Assessing Text Easibility of University Students’ EFL Writing in Tanzania

Erasmus Akiley Msuya

Abstract


This study is a comparative appraisal of text easibility of EFL University student writers across six disciplines: Language and Linguistics, History, Development Studies, Botanical Science, Chemistry and ICT. Each of these was comparably appraised across three years of study that characterize academic length for a Bachelor’s Degree in such disciplines. The study participants were 90 in total (30 from each year of study) and were purposively selected by the criteria of their willingness to cooperate. Each was served with a short writing task relevant to their area of study but specifically requiring them to link what they were being talk with their career aspirations.

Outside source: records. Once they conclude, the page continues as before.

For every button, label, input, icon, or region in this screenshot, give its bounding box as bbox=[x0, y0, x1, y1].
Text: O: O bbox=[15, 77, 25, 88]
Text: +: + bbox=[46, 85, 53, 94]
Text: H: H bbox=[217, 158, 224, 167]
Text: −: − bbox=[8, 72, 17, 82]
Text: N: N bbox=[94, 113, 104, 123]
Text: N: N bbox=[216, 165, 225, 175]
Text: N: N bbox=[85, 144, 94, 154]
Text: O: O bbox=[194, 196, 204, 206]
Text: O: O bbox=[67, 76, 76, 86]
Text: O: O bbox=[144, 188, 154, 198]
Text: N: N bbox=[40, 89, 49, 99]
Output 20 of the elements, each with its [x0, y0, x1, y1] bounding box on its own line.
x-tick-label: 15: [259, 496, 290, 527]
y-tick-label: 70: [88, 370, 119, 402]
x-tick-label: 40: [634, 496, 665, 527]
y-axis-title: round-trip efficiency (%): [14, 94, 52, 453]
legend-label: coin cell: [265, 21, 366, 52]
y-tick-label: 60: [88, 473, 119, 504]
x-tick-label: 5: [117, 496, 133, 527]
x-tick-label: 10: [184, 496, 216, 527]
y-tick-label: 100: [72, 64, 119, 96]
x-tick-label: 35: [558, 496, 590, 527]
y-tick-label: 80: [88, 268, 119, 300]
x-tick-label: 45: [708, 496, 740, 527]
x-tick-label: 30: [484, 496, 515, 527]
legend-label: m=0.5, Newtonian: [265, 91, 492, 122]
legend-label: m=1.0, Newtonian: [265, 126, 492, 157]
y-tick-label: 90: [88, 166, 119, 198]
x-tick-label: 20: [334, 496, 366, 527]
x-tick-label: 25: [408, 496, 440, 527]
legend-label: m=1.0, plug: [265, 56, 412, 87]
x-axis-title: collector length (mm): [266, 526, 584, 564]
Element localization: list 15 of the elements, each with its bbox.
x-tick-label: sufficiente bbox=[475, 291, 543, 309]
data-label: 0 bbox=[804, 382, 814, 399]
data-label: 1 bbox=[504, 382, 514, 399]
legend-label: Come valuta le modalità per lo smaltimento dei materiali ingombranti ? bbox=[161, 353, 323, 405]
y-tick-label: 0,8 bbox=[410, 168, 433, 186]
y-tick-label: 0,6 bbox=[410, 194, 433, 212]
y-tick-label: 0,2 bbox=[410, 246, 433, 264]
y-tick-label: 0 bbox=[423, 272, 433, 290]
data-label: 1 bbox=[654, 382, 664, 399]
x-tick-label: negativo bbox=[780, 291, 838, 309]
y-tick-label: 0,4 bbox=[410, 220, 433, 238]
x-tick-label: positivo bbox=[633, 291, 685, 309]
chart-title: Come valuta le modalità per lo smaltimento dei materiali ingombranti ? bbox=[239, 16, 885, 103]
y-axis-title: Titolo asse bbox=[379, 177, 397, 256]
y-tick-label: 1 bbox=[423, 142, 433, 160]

Their essays were word processed, copied and pasted to Coh-Metrix software for text easibility analysis in the aspects of syntactic simplicity, word concreteness, referential cohesion and deep cohesion. The findings revealed that that deep cohesion was high in History, Development Studies, Chemistry and ICT while narrativity was poor in all disciplines except History and ICT. Narrativity was neither dominant nor poor in any disciplines except ICT. As for years of study first year students did better than other years in deep cohesion and referential and deep cohesions but generally poor in word concreteness. Third year were good in referential cohesion but poor in syntactic simplicity while first year were referential cohesion.